16 April 2008

Terror and Consent: Part One

I just finished a formidable tome called Terror and Consent: The Wars of the Twenty-first Century, written by Phillip Bobbitt. The author is a Democrat who served as an advisor in some capacity to the Clinton Administration. He's best known for writing The Shield of Achilles, a history of strategy and how it relates to changing constitutional orders over time. In his new book, Bobbitt defends the concept of a "war on terror," a venture that will make it controversial in intellectual and political circles.

Bobbitt anticipates the criticism that "you can't wage war on a tactic" and tries to deflect it by defining terror as a condition, a state of being. A "state of terror" is one in which people are deterred by violence or the threat of violence from doing what they actually have a right to do. This, he asserts, is what terrorists wish to impose on the world. It's a new aspiration for terrorists that reflects the evolution of nations from "nation states" to "market states." Al Qaeda is only the first wave of "market state terrorists" or "market states of terror," all of which will want to terrorize the whole world in order to secure for themselves freedom of action in their own part of the world or universal compliance with some ideological or religious demand.

Because he thinks the form terrorism takes is a product of the prevailing world order, Bobbitt doesn't care to elaborate on root causes of Islamic terrorism or the history of the Middle East. This seems evasive because it allows Bobbitt to fit al Qaeda into a mold of his own making. In his view, bin Laden's movement is an aggressive force positively motivated by the desire to impose sharia rather than defensively motivated in response to actual or perceived aggression by the West. He acknowledges that al Qaeda basically wants to be left alone to build a sharia Caliphate somewhere, but for Bobbitt this is an unacceptable objective.

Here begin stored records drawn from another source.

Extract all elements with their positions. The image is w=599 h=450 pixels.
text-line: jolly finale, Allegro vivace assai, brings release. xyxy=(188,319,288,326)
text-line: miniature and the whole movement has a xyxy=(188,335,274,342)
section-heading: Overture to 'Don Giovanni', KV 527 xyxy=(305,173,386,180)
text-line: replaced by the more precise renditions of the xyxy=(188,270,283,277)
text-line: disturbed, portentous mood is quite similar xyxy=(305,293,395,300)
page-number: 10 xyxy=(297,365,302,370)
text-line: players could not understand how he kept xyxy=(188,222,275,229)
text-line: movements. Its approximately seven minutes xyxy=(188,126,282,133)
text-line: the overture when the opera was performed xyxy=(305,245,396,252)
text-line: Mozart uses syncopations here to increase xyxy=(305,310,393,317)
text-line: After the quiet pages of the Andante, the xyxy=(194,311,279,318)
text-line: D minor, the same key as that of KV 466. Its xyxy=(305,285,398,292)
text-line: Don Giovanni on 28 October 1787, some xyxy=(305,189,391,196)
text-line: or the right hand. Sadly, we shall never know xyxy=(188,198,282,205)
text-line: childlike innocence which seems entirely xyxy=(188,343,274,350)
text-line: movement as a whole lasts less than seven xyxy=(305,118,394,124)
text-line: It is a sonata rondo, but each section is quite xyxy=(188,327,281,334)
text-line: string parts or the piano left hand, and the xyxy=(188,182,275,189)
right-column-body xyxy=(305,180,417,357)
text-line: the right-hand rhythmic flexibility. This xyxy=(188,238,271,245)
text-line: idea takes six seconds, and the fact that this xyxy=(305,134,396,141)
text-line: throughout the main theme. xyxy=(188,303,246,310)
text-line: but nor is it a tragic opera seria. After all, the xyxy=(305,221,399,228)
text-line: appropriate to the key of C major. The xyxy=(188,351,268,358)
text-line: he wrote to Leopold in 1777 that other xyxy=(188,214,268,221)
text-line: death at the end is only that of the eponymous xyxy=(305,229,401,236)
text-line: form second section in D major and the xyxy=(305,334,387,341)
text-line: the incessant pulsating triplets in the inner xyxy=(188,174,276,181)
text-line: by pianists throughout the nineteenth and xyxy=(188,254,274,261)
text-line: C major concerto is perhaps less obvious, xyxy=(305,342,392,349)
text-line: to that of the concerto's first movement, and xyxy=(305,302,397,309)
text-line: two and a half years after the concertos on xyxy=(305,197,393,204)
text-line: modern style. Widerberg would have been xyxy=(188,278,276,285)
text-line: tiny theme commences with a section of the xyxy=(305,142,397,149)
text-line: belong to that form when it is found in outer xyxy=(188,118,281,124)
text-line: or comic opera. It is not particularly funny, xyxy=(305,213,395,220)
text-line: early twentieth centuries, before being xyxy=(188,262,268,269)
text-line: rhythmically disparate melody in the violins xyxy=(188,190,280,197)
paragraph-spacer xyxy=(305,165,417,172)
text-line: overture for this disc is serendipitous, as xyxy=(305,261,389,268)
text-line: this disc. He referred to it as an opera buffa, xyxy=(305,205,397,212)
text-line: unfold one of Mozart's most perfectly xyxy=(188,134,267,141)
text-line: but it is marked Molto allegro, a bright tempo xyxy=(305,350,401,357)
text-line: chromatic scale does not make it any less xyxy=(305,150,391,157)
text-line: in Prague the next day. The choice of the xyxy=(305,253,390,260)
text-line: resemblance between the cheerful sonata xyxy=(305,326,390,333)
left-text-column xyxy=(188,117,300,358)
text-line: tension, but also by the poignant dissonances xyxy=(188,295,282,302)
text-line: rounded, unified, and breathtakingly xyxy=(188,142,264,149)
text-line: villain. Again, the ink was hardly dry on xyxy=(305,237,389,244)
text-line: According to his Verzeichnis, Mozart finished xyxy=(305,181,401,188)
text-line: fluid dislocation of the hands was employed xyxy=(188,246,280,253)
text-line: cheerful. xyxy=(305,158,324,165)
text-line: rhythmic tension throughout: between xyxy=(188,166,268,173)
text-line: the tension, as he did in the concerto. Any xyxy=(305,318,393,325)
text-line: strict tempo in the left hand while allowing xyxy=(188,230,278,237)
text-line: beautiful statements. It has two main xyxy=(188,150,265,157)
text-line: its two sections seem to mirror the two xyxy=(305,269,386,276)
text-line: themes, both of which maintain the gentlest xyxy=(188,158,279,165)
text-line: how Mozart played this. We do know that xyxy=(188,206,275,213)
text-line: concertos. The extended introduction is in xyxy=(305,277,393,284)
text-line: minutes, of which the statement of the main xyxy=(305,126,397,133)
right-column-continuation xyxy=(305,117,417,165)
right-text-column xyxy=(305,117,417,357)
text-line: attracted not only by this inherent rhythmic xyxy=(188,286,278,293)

The advent of the "market state" (which apparently favors individual opportunity over social welfare and emphasizes physical security over economic security for its citizens) seems to have brought us to a "House Divided" moment in world history. In American history, Abraham Lincoln said "a house divided against itself cannot stand." He wasn't predicting that the house would fall, but that it would cease to be divided. In the American context, that meant the U.S. would either belong to slaveholders or to free labor. He wanted to ensure that slavery was in "the course of ultimate extinction," and that commitment put him on a collision course with the slaveholders. Bobbitt doesn't mention Lincoln in this context, but echoes him in asserting that the world can't be divided between "states of terror" and "states of consent" -- the latter being those nations dedicated to democracy and/or the rule of law in the name of individual liberty. To continue the analogy, "states of consent" must be satisfied that "states of terror" are on the course of ultimate extinction, which puts the two sets of states on a collision course that leads to the "wars on Terror."

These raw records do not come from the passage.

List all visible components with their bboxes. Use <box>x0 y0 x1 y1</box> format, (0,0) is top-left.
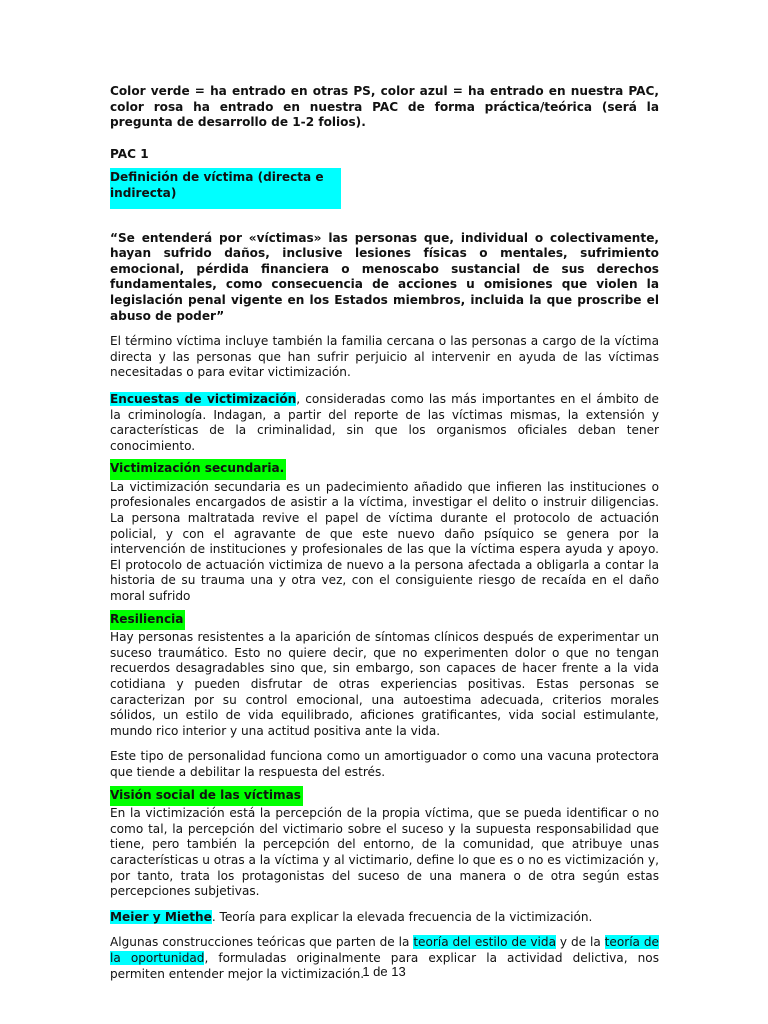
section-heading-definicion <box>110 168 659 208</box>
section-heading-secundaria <box>110 459 659 480</box>
pac-title: PAC 1 <box>110 146 149 161</box>
paragraph-encuestas <box>110 392 659 454</box>
highlight-meier-miethe: Meier y Miethe <box>110 909 212 924</box>
paragraph-resiliencia-1: Hay personas resistentes a la aparición de síntomas clínicos después de experimentar un suceso traumático. Esto no quiere decir, que no experimenten dolor o que no tengan recuerdos desagradables sino que, sin embargo, son capaces de hacer frente a la vida cotidiana y pueden disfrutar de otras experiencias positivas. Estas personas se caracterizan por su control emocional, una autoestima adecuada, criterios morales sólidos, un estilo de vida equilibrado, aficiones gratificantes, vida social estimulante, mundo rico interior y una actitud positiva ante la vida. <box>110 630 659 738</box>
page-number-footer: 1 de 13 <box>362 964 406 979</box>
intro-note: Color verde = ha entrado en otras PS, color azul = ha entrado en nuestra PAC, color rosa ha entrado en nuestra PAC de forma práctica/teórica (será la pregunta de desarrollo de 1-2 folios). <box>110 84 659 130</box>
paragraph-resiliencia-2: Este tipo de personalidad funciona como un amortiguador o como una vacuna protectora que tiende a debilitar la respuesta del estrés. <box>110 749 659 779</box>
teorias-text-a: Algunas construcciones teóricas que parten de la <box>110 935 414 950</box>
paragraph-meier <box>110 910 659 926</box>
paragraph-victima: El término víctima incluye también la familia cercana o las personas a cargo de la víctima directa y las personas que han sufrir perjuicio al intervenir en ayuda de las víctimas necesitadas o para evitar victimización. <box>110 334 659 380</box>
heading-vision-social: Visión social de las víctimas <box>110 786 303 807</box>
paragraph-secundaria: La victimización secundaria es un padecimiento añadido que infieren las instituciones o profesionales encargados de asistir a la víctima, investigar el delito o instruir diligencias. La persona maltratada revive el papel de víctima durante el protocolo de actuación policial, y con el agravante de que este nuevo daño psíquico se genera por la intervención de instituciones y profesionales de las que la víctima espera ayuda y apoyo. El protocolo de actuación victimiza de nuevo a la persona afectada a obligarla a contar la historia de su trauma una y otra vez, con el consiguiente riesgo de recaída en el daño moral sufrido <box>110 479 659 604</box>
heading-victimizacion-secundaria: Victimización secundaria. <box>110 459 286 480</box>
heading-resiliencia: Resiliencia <box>110 610 185 631</box>
teorias-text-b: y de la <box>556 935 605 950</box>
heading-definicion-victima: Definición de víctima (directa e indirecta) <box>110 168 341 208</box>
highlight-encuestas: Encuestas de victimización <box>110 391 297 406</box>
highlight-estilo-de-vida: teoría del estilo de vida <box>413 935 557 950</box>
meier-text: . Teoría para explicar la elevada frecuencia de la victimización. <box>211 909 593 924</box>
teorias-text-c: , formuladas originalmente para explicar la actividad delictiva, nos permiten entender mejor la victimización. <box>110 950 659 981</box>
encuestas-text: , consideradas como las más importantes en el ámbito de la criminología. Indagan, a partir del reporte de las víctimas mismas, la extensión y características de la criminalidad, sin que los organismos oficiales deban tener conocimiento. <box>110 391 659 453</box>
highlight-oportunidad: teoría de la oportunidad <box>110 935 659 965</box>
document-page <box>110 84 659 982</box>
definition-quote: “Se entenderá por «víctimas» las personas que, individual o colectivamente, hayan sufrido daños, inclusive lesiones físicas o mentales, sufrimiento emocional, pérdida financiera o menoscabo sustancial de sus derechos fundamentales, como consecuencia de acciones u omisiones que violen la legislación penal vigente en los Estados miembros, incluida la que proscribe el abuso de poder” <box>110 230 659 323</box>
section-heading-vision <box>110 786 659 807</box>
section-heading-resiliencia <box>110 610 659 631</box>
paragraph-vision: En la victimización está la percepción de la propia víctima, que se pueda identificar o no como tal, la percepción del victimario sobre el suceso y la supuesta responsabilidad que tiene, pero también la percepción del entorno, de la comunidad, que atribuye unas características u otras a la víctima y al victimario, define lo que es o no es victimización y, por tanto, trata los protagonistas del suceso de una manera o de otra según estas percepciones subjetivas. <box>110 806 659 899</box>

To render it plainly, "states of consent" cannot tolerate the existence of any place on earth where their citizens wouldn't be perfectly welcome or wouldn't enjoy the same individual rights they have at home. They are somehow compelled to suppress "states of terror" on the theory that their own citizens aren't secure in their rights until everyone on earth is secure in the same rights. It so happens that those rights are the ones Jefferson defined in the Declaration of Independence. Bobbitt believes in universal, individual, "inalienable" rights, and that political sovereignty depends on the consent of the governed. While he often insists that not every "state of consent" will resemble the U.S., you can't help but assume that he wouldn't object if they did.

In any event, "states of terror" or, worse, "virtual market states of terror" (e.g. al Qaeda) recognize this fundamental antipathy and are impelled to spread terror to defend themselves. The problem, as far as Bobbitt is concerned, is that "states of terror" have no right to defend themselves. The new constitutional order cannot permit "states of terror" to have the same rights as "states of consent" because their recourse to terror in self-defense illegally terrorizes citizens of states of consent, who are entitled to seek the destruction of states of terror.

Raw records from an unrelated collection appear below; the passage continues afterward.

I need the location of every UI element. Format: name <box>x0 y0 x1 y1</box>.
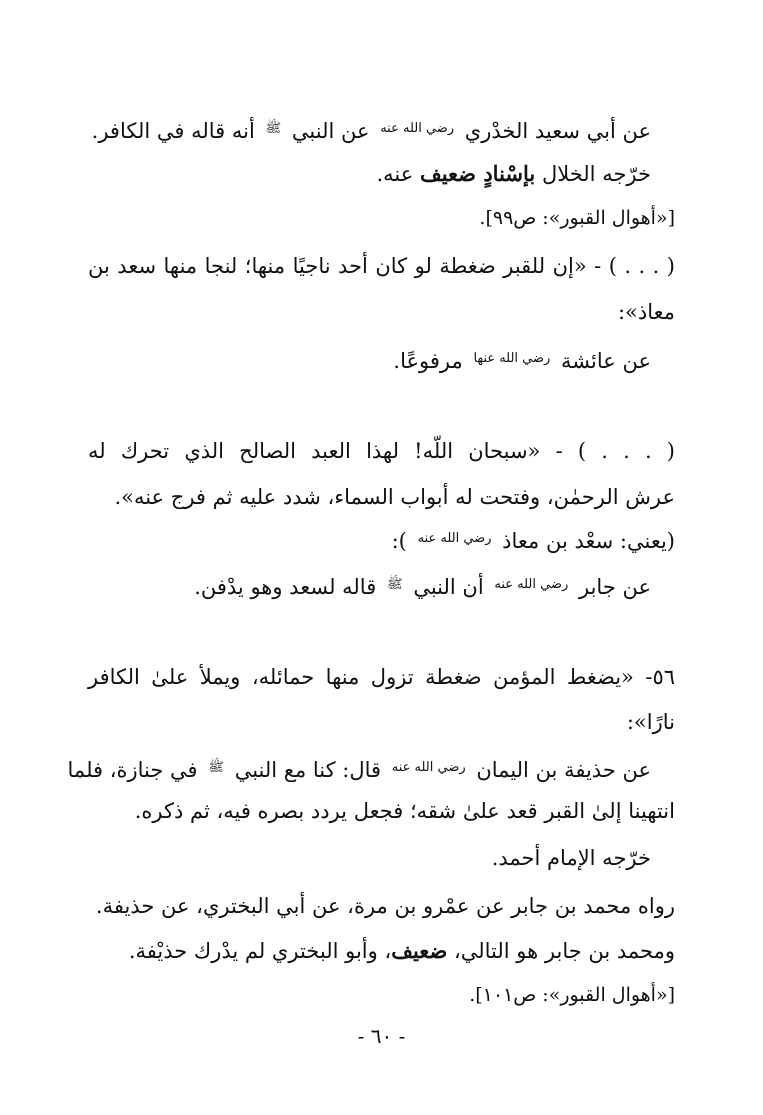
narration-line <box>88 344 651 376</box>
radiya-anhu-glyph: رضي الله عنه <box>417 531 492 546</box>
grading-line <box>88 936 675 966</box>
narration-text: مرفوعًا. <box>393 349 463 373</box>
note-text: (يعني: سعْد بن معاذ <box>502 529 675 553</box>
hadith-line: نارًا»: <box>626 710 675 734</box>
note-line <box>88 524 675 556</box>
radiya-anhu-glyph: رضي الله عنه <box>494 577 569 592</box>
radiya-anhu-glyph: رضي الله عنه <box>391 760 466 775</box>
narration-line: انتهينا إلىٰ القبر قعد علىٰ شقه؛ فجعل يردد بصره فيه، ثم ذكره. <box>134 799 675 823</box>
chain-line: رواه محمد بن جابر عن عمْرو بن مرة، عن أبي البختري، عن حذيفة. <box>95 894 675 918</box>
grading-text: ، وأبو البختري لم يدْرك حذيْفة. <box>128 939 392 963</box>
narration-text: عن النبي <box>291 119 370 143</box>
narration-text: أن النبي <box>413 575 484 599</box>
grading-text: ومحمد بن جابر هو التالي، <box>453 939 675 963</box>
narration-text: عن عائشة <box>561 349 651 373</box>
radiya-anhu-glyph: رضي الله عنه <box>380 121 455 136</box>
narration-text: أنه قاله في الكافر. <box>91 119 255 143</box>
salla-glyph: ﷺ <box>265 121 282 136</box>
narration-text: في جنازة، فلما <box>67 758 198 782</box>
grading-bold: ضعيف <box>391 938 448 963</box>
hadith-line: ( . . . ) - «إن للقبر ضغطة لو كان أحد ناجيًا منها؛ لنجا منها سعد بن <box>88 254 675 278</box>
radiya-anha-glyph: رضي الله عنها <box>473 351 551 366</box>
narration-line <box>67 753 651 785</box>
hadith-line: معاذ»: <box>617 300 675 324</box>
grading-bold: بإسْنادٍ ضعيف <box>419 161 536 186</box>
takhrij-line <box>88 159 651 189</box>
takhrij-text: عنه. <box>376 162 414 186</box>
takhrij-line: خرّجه الإمام أحمد. <box>491 846 651 870</box>
narration-line <box>88 114 651 146</box>
narration-text: عن حذيفة بن اليمان <box>476 758 651 782</box>
narration-text: عن أبي سعيد الخدْري <box>464 119 651 143</box>
note-text: ): <box>391 529 407 553</box>
takhrij-text: خرّجه الخلال <box>541 162 651 186</box>
salla-glyph: ﷺ <box>208 760 224 775</box>
reference-line: [«أهوال القبور»: ص١٠١]. <box>469 984 675 1006</box>
page-number: - ٦٠ - <box>357 1024 406 1048</box>
narration-line <box>88 570 651 602</box>
reference-line: [«أهوال القبور»: ص٩٩]. <box>479 207 675 229</box>
hadith-line: عرش الرحمٰن، وفتحت له أبواب السماء، شدد عليه ثم فرج عنه». <box>114 485 675 509</box>
salla-glyph: ﷺ <box>386 577 403 592</box>
hadith-line: ( . . . ) - «سبحان اللّه! لهذا العبد الصالح الذي تحرك له <box>88 439 675 463</box>
hadith-line: ٥٦- «يضغط المؤمن ضغطة تزول منها حمائله، ويملأ علىٰ الكافر <box>88 665 675 689</box>
narration-text: قاله لسعد وهو يدْفن. <box>194 575 377 599</box>
narration-text: قال: كنا مع النبي <box>234 758 382 782</box>
narration-text: عن جابر <box>578 575 651 599</box>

It sounds a little like circular reasoning to me. We have to wage war on states of terror because they want to terrorize us so we won't wage war on them. Bobbitt himself acknowledges this problem. The major part of Terror and Consent is his attempt to forge a system of international law that would legitimize the wars on Terror so that no given war will be seen as merely an attempt by some great power to oppress a weaker but hostile force. His big beef with the Bush administration is over their apparent contempt for international law, but he meets them halfway by insisting that international law must change to reflect the new constitutional order and the new challenges of "market state terrorism." Similarly, he considers the Bushies their own worst enemies because of their obsession with secrecy and executive power, but he insists that civil libertarians must moderate their objections to new intelligence strategies because liberties are threatened more by terrorism than by surveillance.

I've taken notes on the book that I've left at my office. In Part Two of my review, I'll let Bobbitt speak for himself on some of the topics already mentioned while articulating more of my own criticisms. I'll leave the subject for now with the warning that "states of consent" might not be the most accurate label for the "market states" Bobbitt describes.

1 comment:

Anonymous said...

The problem, as I see it, stems from the desire of a select few to force a global market economy on a mass of humanity that is far from ready to globalize.
What Mr. Bobbit seems to favour is what ought to be termed as "corporate feudalism", rather than "market states". Because that is what it comes down to...the right of multi-national corporations to do what they will in the pursuit of higher profit.